19.05.25

Stadt weiterbauen – mit Haltung

Stuttgart-West – ein Quartier, das verdichtet ist und doch Raum bietet. Für neue Ideen, für Weiterentwicklung, für ein anderes Denken von Stadt. Zwei Projekte der IBA’27 greifen diesen Gedanken auf: der Neubau eines Wohnhauses in der Weimarstraße durch Florian Nagler Architekten und die Transformation des Klett-Areals durch Bruno Fioretti Marquez.

Beide Projekte stehen exemplarisch für die Idee einer reparierenden Architektur. Nicht als Rückbau oder Schönheitskur – sondern als gestalterische Antwort auf urbane Brüche, Leerstellen und verpasste Chancen. Sie zeigen: Nachhaltiges Bauen beginnt nicht mit Technik, sondern mit Haltung. Mit der Frage, wie wir künftig wohnen, arbeiten und zusammenleben wollen.

Unweit der belebten Stuttgarter Mitte, in einer ruhigen Seitenstraße, liegt das Grundstück an der Weimarstraße. Dort entsteht ein langgestrecktes Holzgebäude, das sich selbstverständlich in die gewachsene Umgebung einfügt. Vermögen und Bau Stuttgart realisiert hier im Auftrag des Landes Baden-Württemberg barrierefreie Wohnungen für Mitarbeiter:innen – einfach, ressourcenschonend und mit hoher Aufenthaltsqualität. In den Obergeschossen bietet ein modulares System offene Ein- bis Dreizimmerwohnungen. Die zweigeschossige Sockelzone schafft Raum für gemeinschaftliche Nutzungen – mit Coworking, Ausstellungen und Veranstaltungen. Laubengänge, Loggien und Arkaden verbinden Innen- und Außenräume, verschatten natürlich und fördern das Miteinander.

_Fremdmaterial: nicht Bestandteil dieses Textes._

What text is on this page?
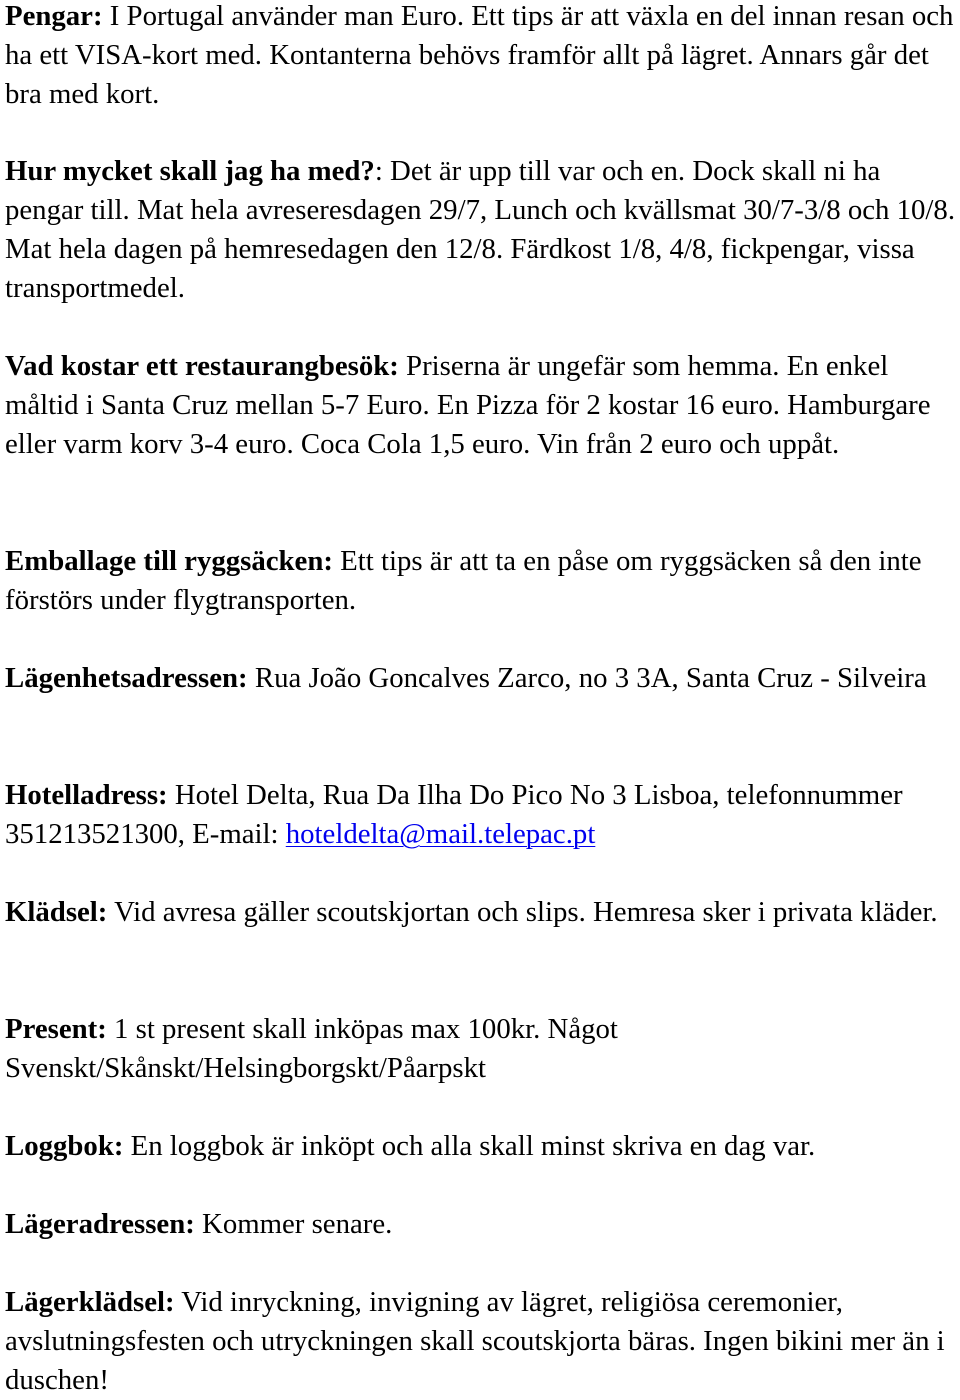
Pengar: I Portugal använder man Euro. Ett tips är att växla en del innan resan och ha ett VISA-kort med. Kontanterna behövs framför allt på lägret. Annars går det bra med kort.

Hur mycket skall jag ha med?: Det är upp till var och en. Dock skall ni ha pengar till. Mat hela avreseresdagen 29/7, Lunch och kvällsmat 30/7-3/8 och 10/8. Mat hela dagen på hemresedagen den 12/8. Färdkost 1/8, 4/8, fickpengar, vissa transportmedel.

Vad kostar ett restaurangbesök: Priserna är ungefär som hemma. En enkel måltid i Santa Cruz mellan 5-7 Euro. En Pizza för 2 kostar 16 euro. Hamburgare eller varm korv 3-4 euro. Coca Cola 1,5 euro. Vin från 2 euro och uppåt.

Emballage till ryggsäcken: Ett tips är att ta en påse om ryggsäcken så den inte förstörs under flygtransporten.

Lägenhetsadressen: Rua João Goncalves Zarco, no 3 3A, Santa Cruz - Silveira

Hotelladress: Hotel Delta, Rua Da Ilha Do Pico No 3 Lisboa, telefonnummer 351213521300, E-mail: hoteldelta@mail.telepac.pt

Klädsel: Vid avresa gäller scoutskjortan och slips. Hemresa sker i privata kläder.

Present: 1 st present skall inköpas max 100kr. Något Svenskt/Skånskt/Helsingborgskt/Påarpskt

Loggbok: En loggbok är inköpt och alla skall minst skriva en dag var.

Lägeradressen: Kommer senare.

Lägerklädsel: Vid inryckning, invigning av lägret, religiösa ceremonier, avslutningsfesten och utryckningen skall scoutskjorta bäras. Ingen bikini mer än i duschen!
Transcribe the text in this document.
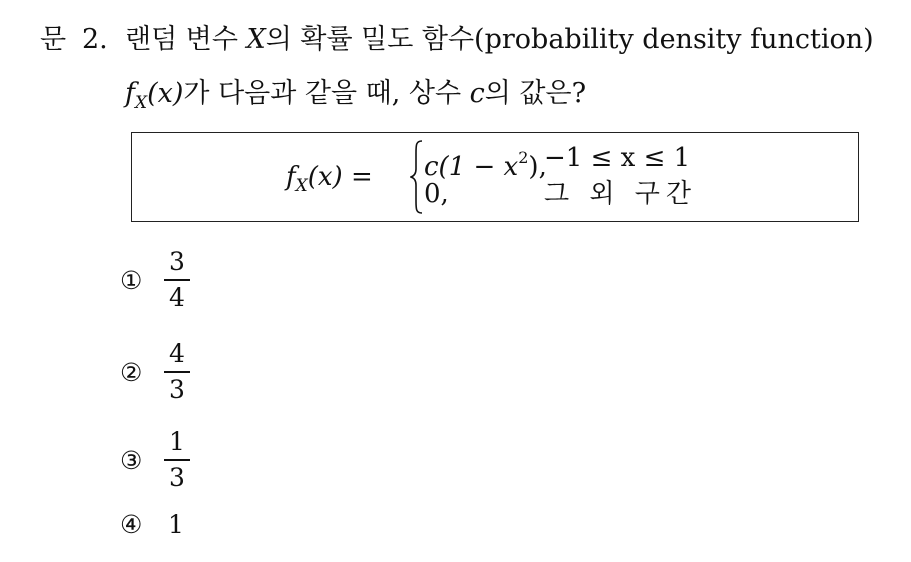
문 2. 랜덤 변수 X의 확률 밀도 함수(probability density function)
$f_X(x)$가 다음과 같을 때, 상수 c의 값은?
$f_X(x) = c(1 - x^2)$,
−1 ≤ x ≤ 1
0,	그 외 구간
①
3
4
②
4
3
③
1
3
④ 1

Ganz anders, und doch im gleichen Geist, denkt der Entwurf von Bruno Fioretti Marquez das Klett-Areal weiter. Zwischen Gründerzeitfassaden nahe dem Feuersee fällt das langgestreckte Gebäude der 1950er-Jahre ins Auge – einst Sitz des Schulbuchverlags Klett, heute Teil eines dichten Ensembles aus siebzehn Gebäuden. Die Transformation bringt Struktur und Öffnung zugleich: Durch gezielte Eingriffe entsteht ein flexibler, grüner Campus mit Begegnungsräumen, Kommunikationszonen und einem Baumhain im Zentrum. Ein kompakter Neubau aus recyceltem Material ergänzt den Bestand und organisiert die Logistik am Rand – das Gelände selbst bleibt autofrei. Damit bekennt sich die Klett-Gruppe klar zur Produktiven Stadt – und zur stadträumlichen Verantwortung am historischen Gründungsort.

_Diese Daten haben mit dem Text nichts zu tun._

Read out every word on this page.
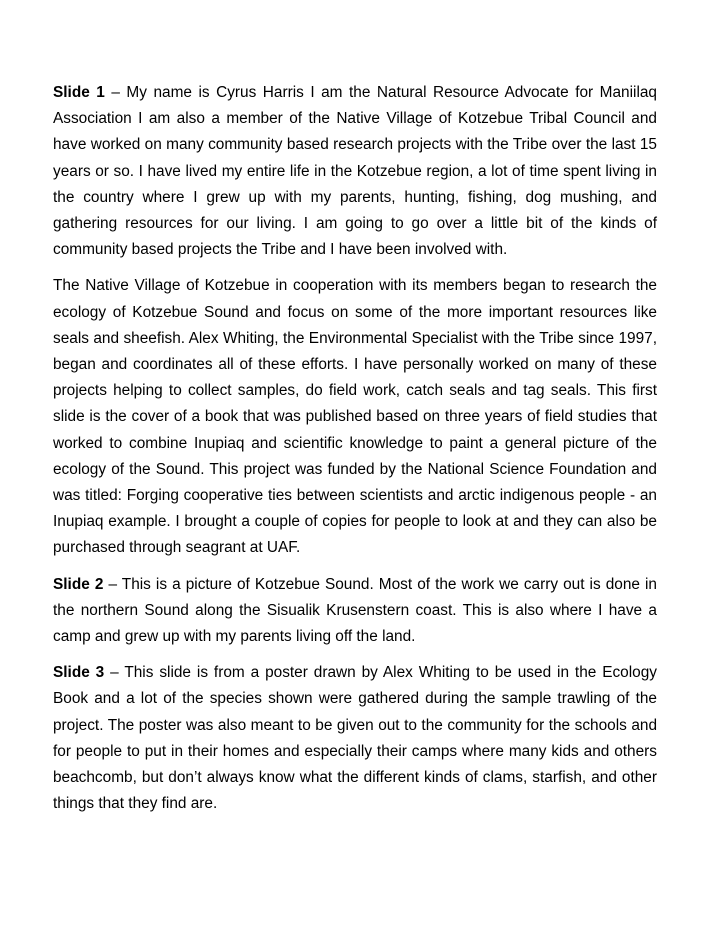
Slide 1 – My name is Cyrus Harris I am the Natural Resource Advocate for Maniilaq Association I am also a member of the Native Village of Kotzebue Tribal Council and have worked on many community based research projects with the Tribe over the last 15 years or so. I have lived my entire life in the Kotzebue region, a lot of time spent living in the country where I grew up with my parents, hunting, fishing, dog mushing, and gathering resources for our living. I am going to go over a little bit of the kinds of community based projects the Tribe and I have been involved with.

The Native Village of Kotzebue in cooperation with its members began to research the ecology of Kotzebue Sound and focus on some of the more important resources like seals and sheefish. Alex Whiting, the Environmental Specialist with the Tribe since 1997, began and coordinates all of these efforts. I have personally worked on many of these projects helping to collect samples, do field work, catch seals and tag seals. This first slide is the cover of a book that was published based on three years of field studies that worked to combine Inupiaq and scientific knowledge to paint a general picture of the ecology of the Sound. This project was funded by the National Science Foundation and was titled: Forging cooperative ties between scientists and arctic indigenous people - an Inupiaq example. I brought a couple of copies for people to look at and they can also be purchased through seagrant at UAF.

Slide 2 – This is a picture of Kotzebue Sound. Most of the work we carry out is done in the northern Sound along the Sisualik Krusenstern coast. This is also where I have a camp and grew up with my parents living off the land.

Slide 3 – This slide is from a poster drawn by Alex Whiting to be used in the Ecology Book and a lot of the species shown were gathered during the sample trawling of the project. The poster was also meant to be given out to the community for the schools and for people to put in their homes and especially their camps where many kids and others beachcomb, but don’t always know what the different kinds of clams, starfish, and other things that they find are.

Im Hospitalhof Stuttgart wurden die beiden Projekte als Teil des IBA’27-Festivals vorgestellt. Professor Florian Nagler präsentierte seinen Entwurf zur Weimarstraße – ein Haus, das durch Reduktion, Klarheit und soziale Intelligenz überzeugt. Professorin Donatella Fioretti erläuterte den behutsamen Umgang mit dem Klett-Bestand und das Ziel, ihn als Teil eines lebendigen Quartiers neu zu verankern.

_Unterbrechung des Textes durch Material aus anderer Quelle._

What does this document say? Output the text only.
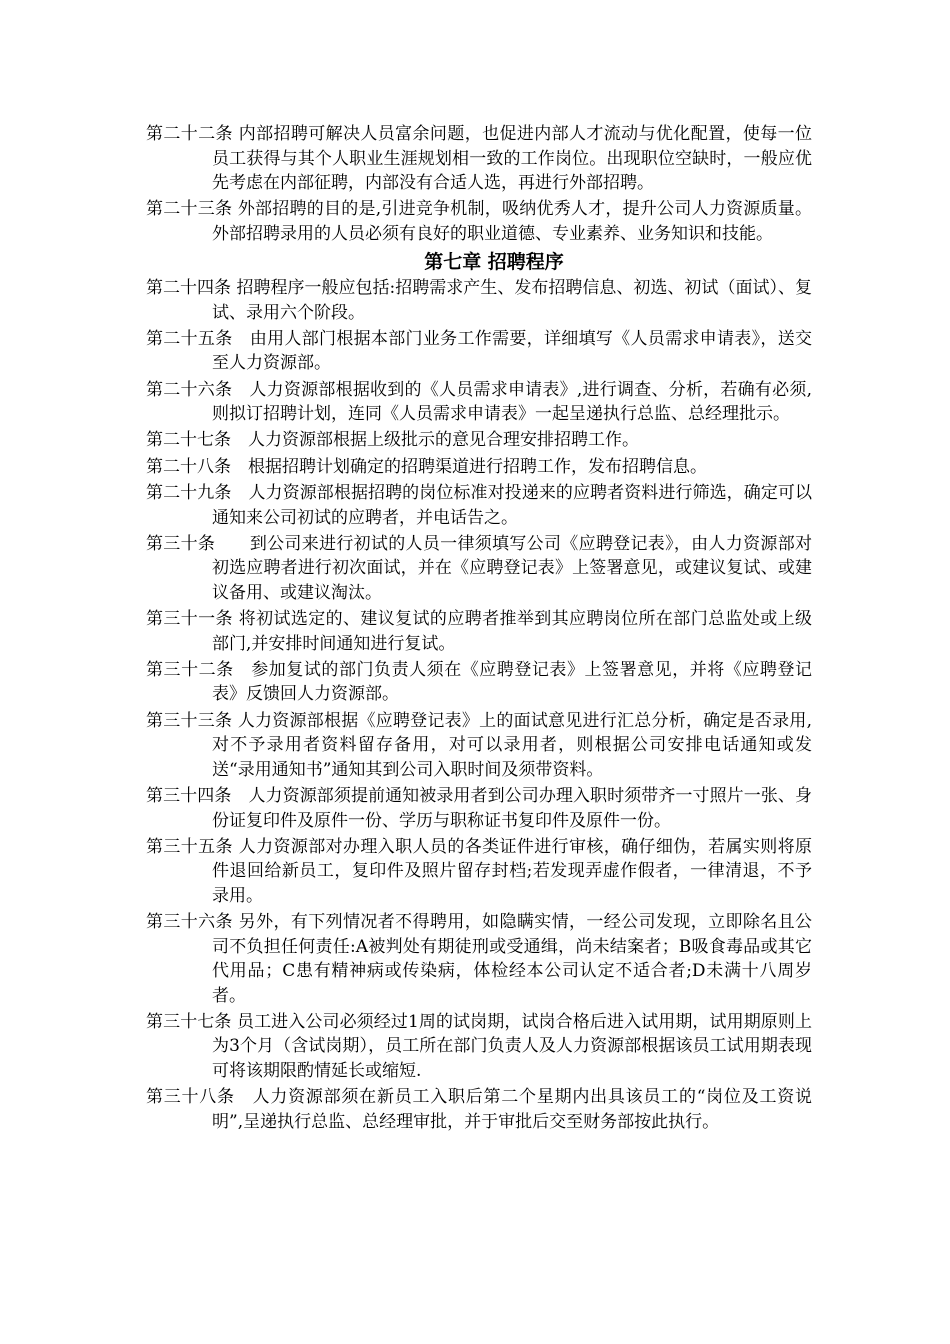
第二十二条 内部招聘可解决人员富余问题，也促进内部人才流动与优化配置，使每一位员工获得与其个人职业生涯规划相一致的工作岗位。出现职位空缺时，一般应优先考虑在内部征聘，内部没有合适人选，再进行外部招聘。

第二十三条 外部招聘的目的是,引进竞争机制，吸纳优秀人才，提升公司人力资源质量。外部招聘录用的人员必须有良好的职业道德、专业素养、业务知识和技能。

第七章 招聘程序

第二十四条 招聘程序一般应包括:招聘需求产生、发布招聘信息、初选、初试（面试）、复试、录用六个阶段。

第二十五条　由用人部门根据本部门业务工作需要，详细填写《人员需求申请表》，送交至人力资源部。

第二十六条　人力资源部根据收到的《人员需求申请表》,进行调查、分析，若确有必须,则拟订招聘计划，连同《人员需求申请表》一起呈递执行总监、总经理批示。

第二十七条　人力资源部根据上级批示的意见合理安排招聘工作。

第二十八条　根据招聘计划确定的招聘渠道进行招聘工作，发布招聘信息。

第二十九条　人力资源部根据招聘的岗位标准对投递来的应聘者资料进行筛选，确定可以通知来公司初试的应聘者，并电话告之。

第三十条　　到公司来进行初试的人员一律须填写公司《应聘登记表》，由人力资源部对初选应聘者进行初次面试，并在《应聘登记表》上签署意见，或建议复试、或建议备用、或建议淘汰。

第三十一条 将初试选定的、建议复试的应聘者推举到其应聘岗位所在部门总监处或上级部门,并安排时间通知进行复试。

第三十二条　参加复试的部门负责人须在《应聘登记表》上签署意见，并将《应聘登记表》反馈回人力资源部。

第三十三条 人力资源部根据《应聘登记表》上的面试意见进行汇总分析，确定是否录用,对不予录用者资料留存备用，对可以录用者，则根据公司安排电话通知或发送“录用通知书”通知其到公司入职时间及须带资料。

第三十四条　人力资源部须提前通知被录用者到公司办理入职时须带齐一寸照片一张、身份证复印件及原件一份、学历与职称证书复印件及原件一份。

第三十五条 人力资源部对办理入职人员的各类证件进行审核，确仔细伪，若属实则将原件退回给新员工，复印件及照片留存封档;若发现弄虚作假者，一律清退，不予录用。

第三十六条 另外，有下列情况者不得聘用，如隐瞒实情，一经公司发现，立即除名且公司不负担任何责任:A被判处有期徒刑或受通缉，尚未结案者；B吸食毒品或其它代用品；C患有精神病或传染病，体检经本公司认定不适合者;D未满十八周岁者。

第三十七条 员工进入公司必须经过1周的试岗期，试岗合格后进入试用期，试用期原则上为3个月（含试岗期），员工所在部门负责人及人力资源部根据该员工试用期表现可将该期限酌情延长或缩短.

第三十八条　人力资源部须在新员工入职后第二个星期内出具该员工的“岗位及工资说明”,呈递执行总监、总经理审批，并于审批后交至财务部按此执行。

In der anschließenden Diskussion – moderiert von Dr. Raquel Jaureguízar (IBA’27) – sprachen Professorin Donatella Fioretti und Alessandra Raponi (Bruno Fioretti Marquez, Berlin), Professor Florian Nagler (Florian Nagler Architekten, München), IBA’27-Intendant Andreas Hofer sowie die IBA’27-Kuratoriumsmitglieder Professor Thomas Auer und Professor Hans Drexler über die Verantwortung von Architektur im urbanen Wandel. Der gemeinsame Tenor: Städte lassen sich nicht reparieren – aber weiterbauen. Mit Sorgfalt, mit Haltung, mit Blick fürs Ganze. Architektur kann dabei Räume schaffen, die verbinden statt trennen, heilen statt verdrängen. Sie bringt Licht in vergessene Ecken, verwebt Alt und Neu, stärkt das Gemeinsame. Und wenn sie dabei berührt, wird sie zur echten Zukunftsinvestition: schön, sinnstiftend und dauerhaft tragfähig.

Was bleibt: Zwei Orte im Westen Stuttgarts. Zwei architektonische Strategien. Und eine geteilte Haltung. Sie zeigen, wie Architektur wirken kann – wenn sie zuhört, gestaltet und Verantwortung übernimmt. Für das, was war. Und für das, was kommt.